🔄 AI and Jobs: Top CEOs Change Their Minds#
Sam Altman (OpenAI) and Dario Amodei (Anthropic) spent the past year warning that AI would gut white-collar jobs. Now both are admitting they were wrong.
🤖 Sam Altman said he was “pretty wrong” about AI’s economic impact. He expected entry-level jobs to disappear, but it didn’t happen. He even tried delegating his Slack and email replies to AI… then went back to doing it himself.
📉 Dario Amodei, who predicted AI could eliminate 50% of white-collar jobs, now says automation multiplies productivity rather than destroying jobs: “If you automate 90% of the job, then everyone does the 10% of the job… and that 10% kind of expands to be 100% of what people do.”
🏦 David Solomon (Goldman Sachs) never changed his stance: he consistently held that the panic was overblown, noting that U.S. civilian employment has grown 145% since 1962.
⚡ The Jevons Paradox#
The key concept here is the Jevons Paradox: when something becomes more efficient and cheaper, demand increases rather than decreasing.

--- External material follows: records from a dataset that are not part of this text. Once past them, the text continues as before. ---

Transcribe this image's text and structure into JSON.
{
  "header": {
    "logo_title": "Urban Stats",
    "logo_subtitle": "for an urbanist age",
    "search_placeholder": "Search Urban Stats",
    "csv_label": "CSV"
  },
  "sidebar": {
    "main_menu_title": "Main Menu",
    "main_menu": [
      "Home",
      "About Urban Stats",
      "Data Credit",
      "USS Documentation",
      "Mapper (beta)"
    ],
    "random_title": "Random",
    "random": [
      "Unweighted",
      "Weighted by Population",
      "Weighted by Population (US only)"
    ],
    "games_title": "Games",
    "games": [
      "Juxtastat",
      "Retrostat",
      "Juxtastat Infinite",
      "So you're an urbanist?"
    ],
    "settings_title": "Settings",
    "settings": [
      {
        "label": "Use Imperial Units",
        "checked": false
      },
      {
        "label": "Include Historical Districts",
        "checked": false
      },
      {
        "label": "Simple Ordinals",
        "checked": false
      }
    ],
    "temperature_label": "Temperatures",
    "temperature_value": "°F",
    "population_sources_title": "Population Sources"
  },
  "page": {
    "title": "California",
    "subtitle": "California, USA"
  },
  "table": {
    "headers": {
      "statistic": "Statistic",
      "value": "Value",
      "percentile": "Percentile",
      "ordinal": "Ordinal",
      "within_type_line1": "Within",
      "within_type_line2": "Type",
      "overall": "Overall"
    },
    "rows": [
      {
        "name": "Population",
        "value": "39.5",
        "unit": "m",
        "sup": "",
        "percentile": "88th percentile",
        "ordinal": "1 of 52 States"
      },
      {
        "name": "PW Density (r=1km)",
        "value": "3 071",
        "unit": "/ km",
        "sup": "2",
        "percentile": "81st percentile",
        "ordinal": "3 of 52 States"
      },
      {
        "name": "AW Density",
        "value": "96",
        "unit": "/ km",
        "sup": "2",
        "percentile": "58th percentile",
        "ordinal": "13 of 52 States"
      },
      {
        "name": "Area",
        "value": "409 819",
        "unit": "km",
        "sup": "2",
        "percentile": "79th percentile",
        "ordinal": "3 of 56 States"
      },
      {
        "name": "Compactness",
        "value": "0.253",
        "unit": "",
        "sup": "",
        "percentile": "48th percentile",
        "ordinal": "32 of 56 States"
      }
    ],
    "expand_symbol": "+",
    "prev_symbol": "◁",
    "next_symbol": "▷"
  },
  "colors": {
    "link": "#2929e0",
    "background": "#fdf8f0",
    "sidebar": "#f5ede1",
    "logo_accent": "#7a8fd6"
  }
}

Just like with the steam engine: more efficiency meant more coal consumed.
With AI: lower cost per task → more tasks performed → more work for people.
💡 Explanation in a nutshell#
Imagine a robot vacuum cleans your house faster. Instead of cleaning less often, you’d probably clean more frequently because it’s easy and cheap. The same happens with AI at work: by making tasks cheaper, it generates more tasks, not less employment.